Eight out of 10 Americans say they are following news of the financial problems on Wall Street and the Bush administration's proposals very or somewhat closely, with 43% "very" closely. This ranks in the upper tier of what Gallup has measured historically for news topics.


All discussions of the current financial crisis and proposals to resolve it are highly complex, even for professionals in the financial field. One can assume that Americans who are following the news very closely are more knowledgeable than others, but the views of the closely attentive group toward the plan are little different from those of the total sample: 24% of the attentive group favors the Bush proposal, 58% a plan different from the Bush proposal, and 12% no action at all.

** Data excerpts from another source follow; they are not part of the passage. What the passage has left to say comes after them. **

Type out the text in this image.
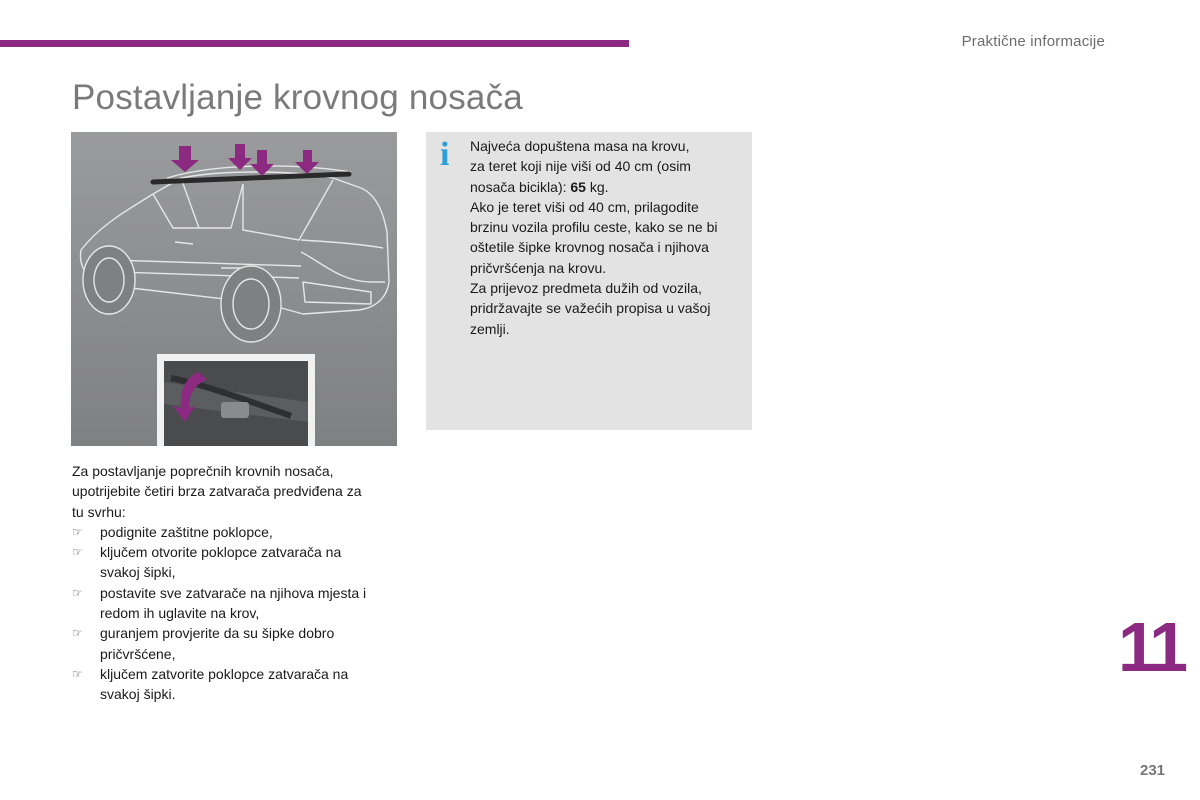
Praktične informacije
Postavljanje krovnog nosača
i Najveća dopuštena masa na krovu,

za teret koji nije viši od 40 cm (osim

nosača bicikla): 65 kg.

Ako je teret viši od 40 cm, prilagodite

brzinu vozila profilu ceste, kako se ne bi

oštetile šipke krovnog nosača i njihova

pričvršćenja na krovu.

Za prijevoz predmeta dužih od vozila,

pridržavajte se važećih propisa u vašoj

zemlji.

Za postavljanje poprečnih krovnih nosača,

upotrijebite četiri brza zatvarača predviđena za

tu svrhu:

☞ podignite zaštitne poklopce,
☞ ključem otvorite poklopce zatvarača na
svakoj šipki,
☞ postavite sve zatvarače na njihova mjesta i
redom ih uglavite na krov,
☞ guranjem provjerite da su šipke dobro
pričvršćene,
☞ ključem zatvorite poklopce zatvarača na
svakoj šipki.
11
231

One reason a high percentage of Americans feel some type of plan should be passed is evident from the fact that 74% of Americans believe the U.S. economy would get worse if Congress does not act at this time.


Moreover, 4 out of 10 Americans describe the current situation as the "biggest financial crisis" in their lifetimes.


The biggest variation in responses to this question by age is among those who are 18 to 34. This group -- despite having had fewer years to be exposed to other financial crises in their lifetimes -- is actually less likely than those who are older to say this is the biggest financial crisis of their lifetimes. Americans 55 and older, some of whom may have been exposed to the Great Depression of the 1930s, are little different from the overall sample average in their views that this is the biggest financial crisis of their lifetimes.


The bailout plan is still being worked out, but almost two-thirds of Americans say it would be very important to include in any government plan limits on compensation for executives at corporations that participate in the plan. About half say it is very important to include provisions to help homeowners who cannot pay their mortgages.



Survey Methods

Results are based on telephone interviews with 1,019 national adults, aged 18 and older, conducted Sept. 24, 2008. For results based on the total sample of national adults, one can say with 95% confidence that the maximum margin of sampling error is ±3 percentage points.

Interviews are conducted with respondents on land-line telephones (for respondents with a land-line telephone) and cellular phones (for respondents who are cell-phone only).

In addition to sampling error, question wording and practical difficulties in conducting surveys can introduce error or bias into the findings of public opinion polls. Polls conducted entirely in one day, such as this one, are subject to additional error or bias not found in polls conducted over several days.